Russian hackers accessed emails from Microsoft senior leadership
A group of Russian hackers uncovered as the attackers of the Solar Winds attack: Microsoft, Cozy Bear, and the Security Development Lifecycle
A group of Russian state-sponsored hackers were responsible for the SolarWinds attack and now Microsoft is revealing a nation-state attack on its corporate systems. The company says the hackers were able to gain access to some email accounts late last year.
Microsoft is modifying the way it operates and designs its software. It’s the biggest change to its security approach since the company announced its Security Development Lifecycle (SDL) in 2004 after huge Windows XP flaws knocked PCs offline.
The main focus of the SVR is intelligence-gathering. Most of it is focused on governments, diplomats, think tanks and IT service providers in the US and Europe.

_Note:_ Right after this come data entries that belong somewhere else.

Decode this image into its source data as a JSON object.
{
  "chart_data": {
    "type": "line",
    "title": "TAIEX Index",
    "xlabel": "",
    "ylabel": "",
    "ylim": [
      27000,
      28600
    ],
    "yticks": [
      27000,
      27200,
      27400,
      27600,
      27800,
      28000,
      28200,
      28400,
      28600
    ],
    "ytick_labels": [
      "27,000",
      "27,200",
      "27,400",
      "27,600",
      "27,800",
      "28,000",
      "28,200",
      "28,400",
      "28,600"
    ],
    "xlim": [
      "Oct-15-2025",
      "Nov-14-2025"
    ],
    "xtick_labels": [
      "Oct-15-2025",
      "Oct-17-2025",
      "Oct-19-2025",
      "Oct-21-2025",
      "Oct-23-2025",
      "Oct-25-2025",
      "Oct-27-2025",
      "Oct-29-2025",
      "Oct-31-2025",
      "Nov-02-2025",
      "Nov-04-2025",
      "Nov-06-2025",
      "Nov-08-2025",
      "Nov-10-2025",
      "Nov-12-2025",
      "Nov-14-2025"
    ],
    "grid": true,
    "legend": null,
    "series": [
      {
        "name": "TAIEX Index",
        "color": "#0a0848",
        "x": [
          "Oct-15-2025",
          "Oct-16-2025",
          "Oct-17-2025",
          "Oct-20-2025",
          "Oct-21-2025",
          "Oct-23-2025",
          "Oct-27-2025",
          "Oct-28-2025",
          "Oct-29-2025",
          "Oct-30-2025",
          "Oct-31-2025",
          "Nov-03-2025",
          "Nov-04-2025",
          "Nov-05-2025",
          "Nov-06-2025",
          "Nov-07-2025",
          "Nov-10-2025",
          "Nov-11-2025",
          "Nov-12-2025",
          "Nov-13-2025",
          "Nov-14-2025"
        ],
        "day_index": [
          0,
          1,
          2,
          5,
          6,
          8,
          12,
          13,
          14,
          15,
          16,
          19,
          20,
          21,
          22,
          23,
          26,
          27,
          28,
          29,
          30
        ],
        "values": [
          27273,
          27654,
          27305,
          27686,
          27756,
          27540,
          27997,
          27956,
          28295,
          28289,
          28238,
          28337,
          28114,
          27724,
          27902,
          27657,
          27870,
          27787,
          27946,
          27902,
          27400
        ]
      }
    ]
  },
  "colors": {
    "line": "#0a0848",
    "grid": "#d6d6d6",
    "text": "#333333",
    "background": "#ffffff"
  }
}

Microsoft calls it a hacking unit. Prior to revamping its threat-actor nomenclature last year, it called the group Nobelium. The cybersecurity firm Mandiant, owned by Google, calls the group Cozy Bear.
Microsoft Responds to the SEC’s “Discriminant Threat” in an e-Mail Message on the Microsoft Exchange Server (MSFT)
The Microsoft disclosure is one of the first to take place since the SEC’s new rule took effect. Unless they get a national-security waive, they only have four days to do it.
In Friday’s SEC regulatory filing, Microsoft said that “as of the date of this filing, the incident has not had a material impact” on its operations. It didn’t say whether the incident is likely to impact its finances.
The threat actor uses a single common password to try to log into multiple accounts. In an August blog post, Microsoft described how its threat-intelligence team discovered that the same Russian hacking team had used the technique to try to steal credentials from at least 40 different global organizations through Microsoft Teams chats.